韓国・京畿道九里市在住
志田康彦
盧大統領の手腕に期待
韓国の盧武鉉(ノ・ムヒョン)新大統領の就任式が二月二十五日に行われた。北朝鮮や経済など多くの難問を抱えているものの、大いに期待したい。
盧武鉉氏は貧困と逆境の中からはい上がり、日本の田中角栄を彷彿させる人物だ。派閥なし、資金なし、学歴なしのナイナイづくしの盧氏が、大統領選挙に勝てたのは、“変化”を求める国民の力だろう。また、インターネットの普及で、“国民の声”が一瞬にして全国に伝達できるようになったことも勝因の一つだろう。盧氏の当選は今までの政治から見ると全く考えられないことだと、誰もが口をそろえて言う。
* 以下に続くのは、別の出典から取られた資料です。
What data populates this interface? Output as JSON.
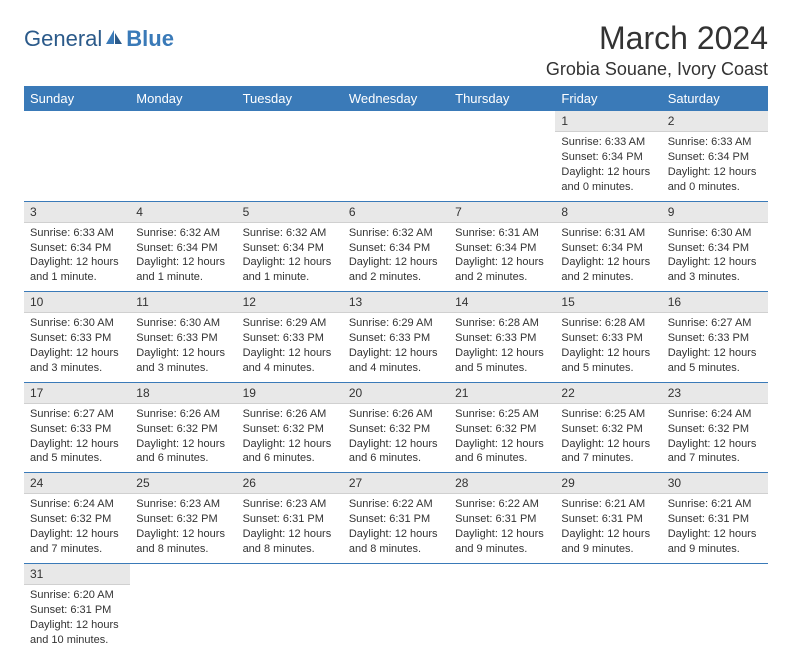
{
  "logo": {
    "text1": "General",
    "text2": "Blue"
  },
  "title": "March 2024",
  "location": "Grobia Souane, Ivory Coast",
  "colors": {
    "header_bg": "#3a7ab8",
    "header_text": "#ffffff",
    "daynum_bg": "#e8e8e8",
    "row_border": "#3a7ab8",
    "body_text": "#333333",
    "logo_primary": "#2b5a8a",
    "logo_accent": "#3a7ab8"
  },
  "weekdays": [
    "Sunday",
    "Monday",
    "Tuesday",
    "Wednesday",
    "Thursday",
    "Friday",
    "Saturday"
  ],
  "weeks": [
    [
      null,
      null,
      null,
      null,
      null,
      {
        "n": "1",
        "sunrise": "6:33 AM",
        "sunset": "6:34 PM",
        "daylight": "12 hours and 0 minutes."
      },
      {
        "n": "2",
        "sunrise": "6:33 AM",
        "sunset": "6:34 PM",
        "daylight": "12 hours and 0 minutes."
      }
    ],
    [
      {
        "n": "3",
        "sunrise": "6:33 AM",
        "sunset": "6:34 PM",
        "daylight": "12 hours and 1 minute."
      },
      {
        "n": "4",
        "sunrise": "6:32 AM",
        "sunset": "6:34 PM",
        "daylight": "12 hours and 1 minute."
      },
      {
        "n": "5",
        "sunrise": "6:32 AM",
        "sunset": "6:34 PM",
        "daylight": "12 hours and 1 minute."
      },
      {
        "n": "6",
        "sunrise": "6:32 AM",
        "sunset": "6:34 PM",
        "daylight": "12 hours and 2 minutes."
      },
      {
        "n": "7",
        "sunrise": "6:31 AM",
        "sunset": "6:34 PM",
        "daylight": "12 hours and 2 minutes."
      },
      {
        "n": "8",
        "sunrise": "6:31 AM",
        "sunset": "6:34 PM",
        "daylight": "12 hours and 2 minutes."
      },
      {
        "n": "9",
        "sunrise": "6:30 AM",
        "sunset": "6:34 PM",
        "daylight": "12 hours and 3 minutes."
      }
    ],
    [
      {
        "n": "10",
        "sunrise": "6:30 AM",
        "sunset": "6:33 PM",
        "daylight": "12 hours and 3 minutes."
      },
      {
        "n": "11",
        "sunrise": "6:30 AM",
        "sunset": "6:33 PM",
        "daylight": "12 hours and 3 minutes."
      },
      {
        "n": "12",
        "sunrise": "6:29 AM",
        "sunset": "6:33 PM",
        "daylight": "12 hours and 4 minutes."
      },
      {
        "n": "13",
        "sunrise": "6:29 AM",
        "sunset": "6:33 PM",
        "daylight": "12 hours and 4 minutes."
      },
      {
        "n": "14",
        "sunrise": "6:28 AM",
        "sunset": "6:33 PM",
        "daylight": "12 hours and 5 minutes."
      },
      {
        "n": "15",
        "sunrise": "6:28 AM",
        "sunset": "6:33 PM",
        "daylight": "12 hours and 5 minutes."
      },
      {
        "n": "16",
        "sunrise": "6:27 AM",
        "sunset": "6:33 PM",
        "daylight": "12 hours and 5 minutes."
      }
    ],
    [
      {
        "n": "17",
        "sunrise": "6:27 AM",
        "sunset": "6:33 PM",
        "daylight": "12 hours and 5 minutes."
      },
      {
        "n": "18",
        "sunrise": "6:26 AM",
        "sunset": "6:32 PM",
        "daylight": "12 hours and 6 minutes."
      },
      {
        "n": "19",
        "sunrise": "6:26 AM",
        "sunset": "6:32 PM",
        "daylight": "12 hours and 6 minutes."
      },
      {
        "n": "20",
        "sunrise": "6:26 AM",
        "sunset": "6:32 PM",
        "daylight": "12 hours and 6 minutes."
      },
      {
        "n": "21",
        "sunrise": "6:25 AM",
        "sunset": "6:32 PM",
        "daylight": "12 hours and 6 minutes."
      },
      {
        "n": "22",
        "sunrise": "6:25 AM",
        "sunset": "6:32 PM",
        "daylight": "12 hours and 7 minutes."
      },
      {
        "n": "23",
        "sunrise": "6:24 AM",
        "sunset": "6:32 PM",
        "daylight": "12 hours and 7 minutes."
      }
    ],
    [
      {
        "n": "24",
        "sunrise": "6:24 AM",
        "sunset": "6:32 PM",
        "daylight": "12 hours and 7 minutes."
      },
      {
        "n": "25",
        "sunrise": "6:23 AM",
        "sunset": "6:32 PM",
        "daylight": "12 hours and 8 minutes."
      },
      {
        "n": "26",
        "sunrise": "6:23 AM",
        "sunset": "6:31 PM",
        "daylight": "12 hours and 8 minutes."
      },
      {
        "n": "27",
        "sunrise": "6:22 AM",
        "sunset": "6:31 PM",
        "daylight": "12 hours and 8 minutes."
      },
      {
        "n": "28",
        "sunrise": "6:22 AM",
        "sunset": "6:31 PM",
        "daylight": "12 hours and 9 minutes."
      },
      {
        "n": "29",
        "sunrise": "6:21 AM",
        "sunset": "6:31 PM",
        "daylight": "12 hours and 9 minutes."
      },
      {
        "n": "30",
        "sunrise": "6:21 AM",
        "sunset": "6:31 PM",
        "daylight": "12 hours and 9 minutes."
      }
    ],
    [
      {
        "n": "31",
        "sunrise": "6:20 AM",
        "sunset": "6:31 PM",
        "daylight": "12 hours and 10 minutes."
      },
      null,
      null,
      null,
      null,
      null,
      null
    ]
  ],
  "labels": {
    "sunrise": "Sunrise:",
    "sunset": "Sunset:",
    "daylight": "Daylight:"
  }
}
盧氏は選挙当初、「国民のための大統領になろう」と考えていたが、選挙を推し進めていく中で、「大統領は国民がつくるもの」という考えに変わったという。“自分が”という我を捨て、国民のみ心のままにと考えを変えた。それだけ国民の変化に対する要求を肌で感じ取ったのかもしれない。
大統領就任後、法務長官に初めて女性を抜てき、郡守(郡の長)出身の行政自治部長官や映画監督出身の文化観光部長官など、若い四十代を任命した。破格の組閣を断行し、国民の変化への願いに応えている。今後の国勢の舵取りが注目される。そしてほとんどの大統領がそうだったように任期の最後に不遇な結果を招く愚を繰り返すことのないよう祈ってやまない。